Asked by Anonymous at 3:00 AM on May. 8, 2009 in Relationships

Answers (5)
  • Honestly, if I were in that situation I would pack up and go to my moms house until he got his life together.
    It's not fair for you and your child to suffer when he isn't trying.

    Good Luck
    LoniRae89

    Answer by LoniRae89 at 3:03 AM on May. 8, 2009

  • Go with your gut, because it's absolutely correct.

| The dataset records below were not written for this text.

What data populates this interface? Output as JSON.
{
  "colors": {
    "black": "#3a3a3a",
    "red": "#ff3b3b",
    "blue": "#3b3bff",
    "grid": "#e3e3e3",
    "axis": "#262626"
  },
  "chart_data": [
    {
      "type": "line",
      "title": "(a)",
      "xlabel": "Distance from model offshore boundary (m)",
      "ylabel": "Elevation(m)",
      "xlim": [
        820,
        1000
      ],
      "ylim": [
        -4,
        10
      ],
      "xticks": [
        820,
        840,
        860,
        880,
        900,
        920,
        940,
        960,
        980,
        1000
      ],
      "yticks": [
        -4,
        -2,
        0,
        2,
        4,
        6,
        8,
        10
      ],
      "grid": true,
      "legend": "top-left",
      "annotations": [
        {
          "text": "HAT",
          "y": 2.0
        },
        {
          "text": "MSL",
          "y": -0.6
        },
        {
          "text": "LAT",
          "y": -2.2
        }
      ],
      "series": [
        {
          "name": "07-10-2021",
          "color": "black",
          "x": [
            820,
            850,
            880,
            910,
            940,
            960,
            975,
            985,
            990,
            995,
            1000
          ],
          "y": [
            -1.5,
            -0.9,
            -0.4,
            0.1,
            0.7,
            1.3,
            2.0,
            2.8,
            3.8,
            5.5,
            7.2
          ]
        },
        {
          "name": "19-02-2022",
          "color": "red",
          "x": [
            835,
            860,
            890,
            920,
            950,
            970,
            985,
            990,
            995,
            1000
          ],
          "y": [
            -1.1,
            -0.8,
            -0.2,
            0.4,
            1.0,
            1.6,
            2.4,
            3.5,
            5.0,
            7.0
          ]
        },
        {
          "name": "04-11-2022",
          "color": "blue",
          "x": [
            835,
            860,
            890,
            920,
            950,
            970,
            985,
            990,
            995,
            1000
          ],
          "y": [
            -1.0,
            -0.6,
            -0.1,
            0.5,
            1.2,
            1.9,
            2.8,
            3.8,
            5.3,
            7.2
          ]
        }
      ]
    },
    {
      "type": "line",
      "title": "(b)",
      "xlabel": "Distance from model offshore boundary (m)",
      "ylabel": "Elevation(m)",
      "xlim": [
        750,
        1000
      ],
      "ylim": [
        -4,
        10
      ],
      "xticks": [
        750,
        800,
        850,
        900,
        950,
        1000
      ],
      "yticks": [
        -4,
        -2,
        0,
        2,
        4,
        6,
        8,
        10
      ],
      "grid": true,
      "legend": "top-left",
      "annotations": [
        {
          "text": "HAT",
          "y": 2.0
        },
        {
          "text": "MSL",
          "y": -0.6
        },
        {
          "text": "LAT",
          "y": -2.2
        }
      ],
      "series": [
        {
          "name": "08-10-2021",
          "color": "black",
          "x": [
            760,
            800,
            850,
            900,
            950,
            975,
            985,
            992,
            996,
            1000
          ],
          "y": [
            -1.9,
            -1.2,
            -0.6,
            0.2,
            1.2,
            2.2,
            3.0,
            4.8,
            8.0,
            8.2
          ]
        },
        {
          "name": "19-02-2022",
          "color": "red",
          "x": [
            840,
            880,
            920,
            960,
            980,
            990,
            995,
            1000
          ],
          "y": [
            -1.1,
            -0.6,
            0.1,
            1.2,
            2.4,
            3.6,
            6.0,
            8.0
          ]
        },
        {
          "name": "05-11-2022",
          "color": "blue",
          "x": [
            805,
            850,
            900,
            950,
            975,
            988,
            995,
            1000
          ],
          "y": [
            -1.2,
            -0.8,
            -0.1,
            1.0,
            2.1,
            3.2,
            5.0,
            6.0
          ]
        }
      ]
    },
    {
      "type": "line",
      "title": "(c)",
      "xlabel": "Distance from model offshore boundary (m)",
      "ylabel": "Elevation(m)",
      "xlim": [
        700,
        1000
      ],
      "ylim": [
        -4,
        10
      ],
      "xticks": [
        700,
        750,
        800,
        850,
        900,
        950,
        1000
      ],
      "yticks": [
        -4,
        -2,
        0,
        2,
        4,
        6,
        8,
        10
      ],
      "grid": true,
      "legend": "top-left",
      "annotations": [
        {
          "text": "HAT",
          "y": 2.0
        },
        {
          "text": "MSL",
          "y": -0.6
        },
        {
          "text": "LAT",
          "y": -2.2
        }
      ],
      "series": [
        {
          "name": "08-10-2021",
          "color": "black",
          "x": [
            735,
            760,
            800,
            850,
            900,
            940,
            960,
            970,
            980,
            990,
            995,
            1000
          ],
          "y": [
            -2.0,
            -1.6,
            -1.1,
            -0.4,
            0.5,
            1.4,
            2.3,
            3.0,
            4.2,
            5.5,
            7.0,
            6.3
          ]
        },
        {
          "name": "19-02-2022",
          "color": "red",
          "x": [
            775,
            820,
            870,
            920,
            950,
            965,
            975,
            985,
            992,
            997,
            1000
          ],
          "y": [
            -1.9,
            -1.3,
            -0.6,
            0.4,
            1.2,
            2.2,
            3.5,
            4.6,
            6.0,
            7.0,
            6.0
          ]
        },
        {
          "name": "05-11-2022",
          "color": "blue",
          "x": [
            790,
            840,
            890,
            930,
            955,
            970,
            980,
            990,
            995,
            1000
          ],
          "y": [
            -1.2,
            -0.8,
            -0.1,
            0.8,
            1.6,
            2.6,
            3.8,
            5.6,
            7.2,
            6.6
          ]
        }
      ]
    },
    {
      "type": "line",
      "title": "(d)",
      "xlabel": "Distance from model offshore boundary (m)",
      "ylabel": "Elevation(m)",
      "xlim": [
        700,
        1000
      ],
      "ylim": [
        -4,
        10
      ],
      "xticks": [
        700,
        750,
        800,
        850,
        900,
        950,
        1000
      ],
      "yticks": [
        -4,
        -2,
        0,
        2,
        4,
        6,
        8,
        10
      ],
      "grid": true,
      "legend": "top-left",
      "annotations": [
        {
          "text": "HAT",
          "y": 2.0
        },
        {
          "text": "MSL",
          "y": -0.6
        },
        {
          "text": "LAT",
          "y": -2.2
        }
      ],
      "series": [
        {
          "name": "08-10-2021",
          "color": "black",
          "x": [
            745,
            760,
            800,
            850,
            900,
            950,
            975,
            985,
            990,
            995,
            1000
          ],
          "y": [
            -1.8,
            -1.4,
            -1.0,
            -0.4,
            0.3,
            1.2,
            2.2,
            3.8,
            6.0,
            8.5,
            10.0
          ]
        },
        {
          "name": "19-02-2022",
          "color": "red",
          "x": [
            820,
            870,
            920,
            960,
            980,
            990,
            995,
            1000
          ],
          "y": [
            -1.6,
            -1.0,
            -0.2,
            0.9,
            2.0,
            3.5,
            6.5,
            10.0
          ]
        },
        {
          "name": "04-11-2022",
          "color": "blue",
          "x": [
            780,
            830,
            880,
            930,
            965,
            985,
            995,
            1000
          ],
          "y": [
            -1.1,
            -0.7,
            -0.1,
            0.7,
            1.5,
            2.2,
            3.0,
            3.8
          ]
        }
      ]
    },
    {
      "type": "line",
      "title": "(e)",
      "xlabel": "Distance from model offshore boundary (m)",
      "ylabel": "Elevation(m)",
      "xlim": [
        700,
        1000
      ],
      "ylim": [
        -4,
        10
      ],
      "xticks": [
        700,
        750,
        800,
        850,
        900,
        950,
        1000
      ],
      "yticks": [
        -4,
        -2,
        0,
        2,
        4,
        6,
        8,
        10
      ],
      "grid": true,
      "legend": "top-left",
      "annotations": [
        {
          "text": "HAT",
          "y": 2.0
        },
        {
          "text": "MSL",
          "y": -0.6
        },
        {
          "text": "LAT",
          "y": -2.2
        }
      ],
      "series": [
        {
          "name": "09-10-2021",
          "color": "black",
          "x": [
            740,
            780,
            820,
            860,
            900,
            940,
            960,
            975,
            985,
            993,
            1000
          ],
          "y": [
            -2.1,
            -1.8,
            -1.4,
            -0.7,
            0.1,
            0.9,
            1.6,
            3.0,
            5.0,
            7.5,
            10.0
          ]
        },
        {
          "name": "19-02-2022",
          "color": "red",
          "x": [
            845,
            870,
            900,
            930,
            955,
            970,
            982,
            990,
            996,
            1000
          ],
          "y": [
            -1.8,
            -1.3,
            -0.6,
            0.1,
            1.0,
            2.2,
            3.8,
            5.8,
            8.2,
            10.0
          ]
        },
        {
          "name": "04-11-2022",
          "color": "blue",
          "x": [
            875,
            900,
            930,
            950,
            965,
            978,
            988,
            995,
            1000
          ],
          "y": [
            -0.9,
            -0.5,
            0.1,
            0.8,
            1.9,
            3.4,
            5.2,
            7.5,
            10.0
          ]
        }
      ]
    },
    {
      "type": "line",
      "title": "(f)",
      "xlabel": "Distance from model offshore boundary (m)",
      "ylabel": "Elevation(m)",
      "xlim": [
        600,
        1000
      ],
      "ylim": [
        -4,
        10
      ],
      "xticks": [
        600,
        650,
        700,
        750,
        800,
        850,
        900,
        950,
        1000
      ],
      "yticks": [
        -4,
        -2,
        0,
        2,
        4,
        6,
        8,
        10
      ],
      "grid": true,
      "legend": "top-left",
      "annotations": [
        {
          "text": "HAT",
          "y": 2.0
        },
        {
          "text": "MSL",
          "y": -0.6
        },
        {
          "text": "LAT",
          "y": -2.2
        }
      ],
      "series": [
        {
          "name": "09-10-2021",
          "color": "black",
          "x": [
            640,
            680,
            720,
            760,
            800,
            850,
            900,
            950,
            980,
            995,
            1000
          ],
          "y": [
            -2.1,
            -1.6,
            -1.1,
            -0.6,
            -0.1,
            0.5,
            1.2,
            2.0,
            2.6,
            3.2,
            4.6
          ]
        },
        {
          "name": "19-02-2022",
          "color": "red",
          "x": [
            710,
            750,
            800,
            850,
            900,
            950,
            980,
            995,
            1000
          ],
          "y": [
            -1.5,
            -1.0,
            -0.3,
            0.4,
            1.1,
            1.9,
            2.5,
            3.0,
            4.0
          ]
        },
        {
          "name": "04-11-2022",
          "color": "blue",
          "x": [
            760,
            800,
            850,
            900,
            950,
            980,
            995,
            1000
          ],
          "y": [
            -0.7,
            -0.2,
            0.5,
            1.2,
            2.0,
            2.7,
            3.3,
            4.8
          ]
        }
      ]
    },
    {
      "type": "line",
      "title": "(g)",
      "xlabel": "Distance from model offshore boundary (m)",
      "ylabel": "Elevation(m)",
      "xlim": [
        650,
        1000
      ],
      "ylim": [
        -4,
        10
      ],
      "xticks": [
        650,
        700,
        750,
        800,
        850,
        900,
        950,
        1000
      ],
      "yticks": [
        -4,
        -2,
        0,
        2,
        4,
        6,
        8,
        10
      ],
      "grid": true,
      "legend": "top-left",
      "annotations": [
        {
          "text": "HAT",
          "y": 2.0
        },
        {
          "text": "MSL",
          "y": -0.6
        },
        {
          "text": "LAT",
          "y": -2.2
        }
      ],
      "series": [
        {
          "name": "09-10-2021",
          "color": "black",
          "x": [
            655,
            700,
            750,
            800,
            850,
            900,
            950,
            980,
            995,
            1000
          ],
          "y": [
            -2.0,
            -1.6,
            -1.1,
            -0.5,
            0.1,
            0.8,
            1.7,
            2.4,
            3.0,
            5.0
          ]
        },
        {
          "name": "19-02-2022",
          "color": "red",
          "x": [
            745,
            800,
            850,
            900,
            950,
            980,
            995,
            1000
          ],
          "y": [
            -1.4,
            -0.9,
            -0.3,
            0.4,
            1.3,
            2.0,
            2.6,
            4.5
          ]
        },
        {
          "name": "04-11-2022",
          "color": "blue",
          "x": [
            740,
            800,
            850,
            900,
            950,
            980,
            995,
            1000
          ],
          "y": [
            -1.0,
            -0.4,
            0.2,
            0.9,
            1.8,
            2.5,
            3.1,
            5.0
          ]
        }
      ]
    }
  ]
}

    Sorry, hon, you dodn't marry a man here, you married a boy. He needs to grow up and your leaving might be just the tonic to get him to do it.
    gdiamante

    Answer by gdiamante at 3:20 AM on May. 8, 2009

  • I agree with both of the PP
    JAJA_Steele

    Answer by JAJA_Steele at 4:38 AM on May. 8, 2009

  • I'm sorry but if he has a non working vehicle and you live 30 minutes from work.. then hello... how's he going to look for the job, and how would he get there??? He's got to get that vehicle running before he can find or get to a job.
    When running thru some bad luck, you don't pack up and leave them, you stand beside them and support them. Offer to hold the flashlight, hand him tools etc... don't get your panties all wadded up and want to bail at the first sign of trouble. And as for the new baby possibility... for crying out loud WHY??? I know B/C fails but sheesh if I didn't have a job I'd likely just say no, can't do it till you get a job cause we can't afford the dr's visits if an accident happens. I'm sorry that's not directed at you personally. It just drives me up the wall that so many people want to play house and take the chances when they can't even take care of themselves.
    lisa_ann_p

    Answer by lisa_ann_p at 10:54 AM on May. 8, 2009

  • And as for the poster and her child suffering... sheesh she said the unemployment barely (but does) cover their rent and utilities so she's not suffering.
    Don't bother getting married if you're not going to stick around in the harder times. AND someday your Mom isn't going to be here, so you're going to have to learn to stand on your own two feet, and you might as well start now... there's no reason why she should have to take care of you and your child just because you're not happy at the moment, and if you do leave him over this... it's likely when he does get another job, he won't want you back and I wouldn't blame him. Marriage is better and worse, thick and thin, not when things start looking bleak you run and when it turns around you can come back. Marriage is about standing beside one another, helping, supporting and a lot of other things. Don't listen to the shallow people that tell you to leave him.